For many years, the details of the Chernobyl disaster were shrouded in mystery. The Soviets vehemently denied and purposefully obfuscated exactly what happened at Chernobyl, and westerners were allowed to see little of what transpired behind the Iron Curtain. Since the fall of the Soviet Union, more and more documents have been released, and we now have a clearer picture of the 1986 disaster and its aftermath.
While the events of Chernobyl were tragic, they could have been so much worse if not for the efforts of the brave first responders who contained the disaster. In covering up the disaster's true scope, the USSR also buried some of these heroic stories, including the stories of the Chernobyl suicide squad, three workers who risked their own lives to prevent an apocalyptic event.

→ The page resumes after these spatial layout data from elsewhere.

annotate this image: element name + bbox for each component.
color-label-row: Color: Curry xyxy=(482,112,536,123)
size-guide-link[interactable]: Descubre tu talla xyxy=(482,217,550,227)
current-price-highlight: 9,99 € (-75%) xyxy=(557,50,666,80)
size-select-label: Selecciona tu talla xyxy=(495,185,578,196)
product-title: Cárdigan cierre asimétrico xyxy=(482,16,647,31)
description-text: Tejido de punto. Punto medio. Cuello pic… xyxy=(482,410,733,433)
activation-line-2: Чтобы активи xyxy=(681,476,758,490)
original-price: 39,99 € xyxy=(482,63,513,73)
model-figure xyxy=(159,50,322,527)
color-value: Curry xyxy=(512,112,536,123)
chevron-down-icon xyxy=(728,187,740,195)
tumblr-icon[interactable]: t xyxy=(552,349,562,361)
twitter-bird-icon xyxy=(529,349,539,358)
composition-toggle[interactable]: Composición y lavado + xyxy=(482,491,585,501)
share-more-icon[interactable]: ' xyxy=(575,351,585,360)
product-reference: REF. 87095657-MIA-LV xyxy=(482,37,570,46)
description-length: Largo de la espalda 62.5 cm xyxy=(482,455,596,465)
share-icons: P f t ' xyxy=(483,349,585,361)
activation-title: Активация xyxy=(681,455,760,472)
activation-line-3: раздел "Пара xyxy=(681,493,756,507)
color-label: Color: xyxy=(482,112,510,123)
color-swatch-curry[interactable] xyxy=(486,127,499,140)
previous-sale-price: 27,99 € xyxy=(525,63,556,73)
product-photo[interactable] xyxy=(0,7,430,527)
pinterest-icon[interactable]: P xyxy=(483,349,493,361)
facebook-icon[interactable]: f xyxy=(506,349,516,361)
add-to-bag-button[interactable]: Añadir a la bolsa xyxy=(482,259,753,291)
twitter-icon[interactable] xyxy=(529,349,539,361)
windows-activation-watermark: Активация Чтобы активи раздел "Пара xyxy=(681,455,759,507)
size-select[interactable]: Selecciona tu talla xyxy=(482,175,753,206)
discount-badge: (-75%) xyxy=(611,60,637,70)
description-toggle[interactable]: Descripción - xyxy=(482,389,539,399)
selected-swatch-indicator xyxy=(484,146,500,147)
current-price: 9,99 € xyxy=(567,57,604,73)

Alexei Ananenko, Valeri Bezpalov, and Boris Baranov (posthumously) were awarded the Ukrainian Order For Courage in 2018, but for many years their story was left untold. Modern reporting and dramatizations like HBO's series Chernobyl have shone a light on their sacrifices.
Beneath Chernobyl was a corridor that housed a dizzying array of valves and pipes, including the pressure release valve for the coolant system, but the valves were not well differentiated. In his book Chernobyl 01:23:40, Andrew Leatherbarrow writes: "The men entered the basement in wetsuits, radioactive water up to their knees, in a corridor stuffed with myriad pipes and valves... it was like finding a needle in a haystack."
And yet, find it they did, by locating a pipe and following that to the correct valve.
As the bubbler pools drained, the Chernobyl workers celebrated. They had avoided a truly catastrophic disaster. However, while the danger was minimized, it wasn't truly over. The reactor core was still burning and while it was less likely, there was still a possibility that it would burn straight through the concrete building and make contact with the groundwater below.
In order to prevent this, the Soviets gathered up all the liquid nitrogen in the Soviet Union and started to pump it into the ground underneath Chernobyl. The idea was to freeze the ground using a heat exchanger and to prevent the core from reaching the water. Unable to use drills for fear of disturbing the plants foundations, miners were sent in with hand tools. These miners were given no protective gear, and some perished in the extreme radioactivity.
In the end, the core cooled to an acceptable temperature before the Soviets even had an opportunity to turn the heat exchanger on.
For the workers on the ground, there was no certainty they would evade complete devastation. Many of them knew what would happen if the molten core met the water supply, but they didn't know whether the team would be able to reach the valves in time.
Ananenko recalled the moments after the team successfully reached the valve and dumped the water supply: "Everyone at the Chernobyl NPS was watching this operation. When the searchlight beam fell on a pipe, we were joyous: The pipe led to the valves. We heard the rush of water out of the tank. And in a few more minutes we were being embraced by the guys."
One thing that HBO's Chernobyl got right was the horrific effects of radiation exposure. The Chernobyl disaster unleashed more radioactive energy than the atomic device at Hiroshima, and the workers who survived often did so at tremendous cost. Many of them perished in improvised hospital beds, suffering burns and the other effects of radiation exposure (something HBO took great pains to depict accurately).
Even the people who were vaporized on the spot during the explosion may have been the lucky ones. The lingering illnesses were the worst, as heartbreaking accounts from those affected attest. A former serviceman who was sent to work on the site reported:
I'm not afraid of [perishing] anymore... My friend [passed]. He got huge, fat, like a barrel. And my neighbor - he was also there, he worked a crane. He got black, like coal, and shrunk, so that he was wearing kids' clothes. I don't know how I'm going to [pass]. I do know this: you don't last long with my diagnosis. But I'd like to feel it when it happens. Like if I got [struck] in the head. I was in Afghanistan, too. It was easier there. They just [fired at] you.
If the story of the three Chernobyl divers is a story of heroic bravery and success, the story of Alexander Akimov and Leonid Toptunov is a story of tragic and pointless passing. Shortly after the initial explosion that rocked the plant, Akimov and Toptunov were convinced that a closed valve was preventing coolant flow to the reactor.
No less brave than their colleagues, they struggled to reach the valve and spent hours waist-deep in water far more radioactive than it would be just a couple days later. They were attempting to pump water into the reactor, but their efforts were in vain. They both perished from the effects of radiation days after.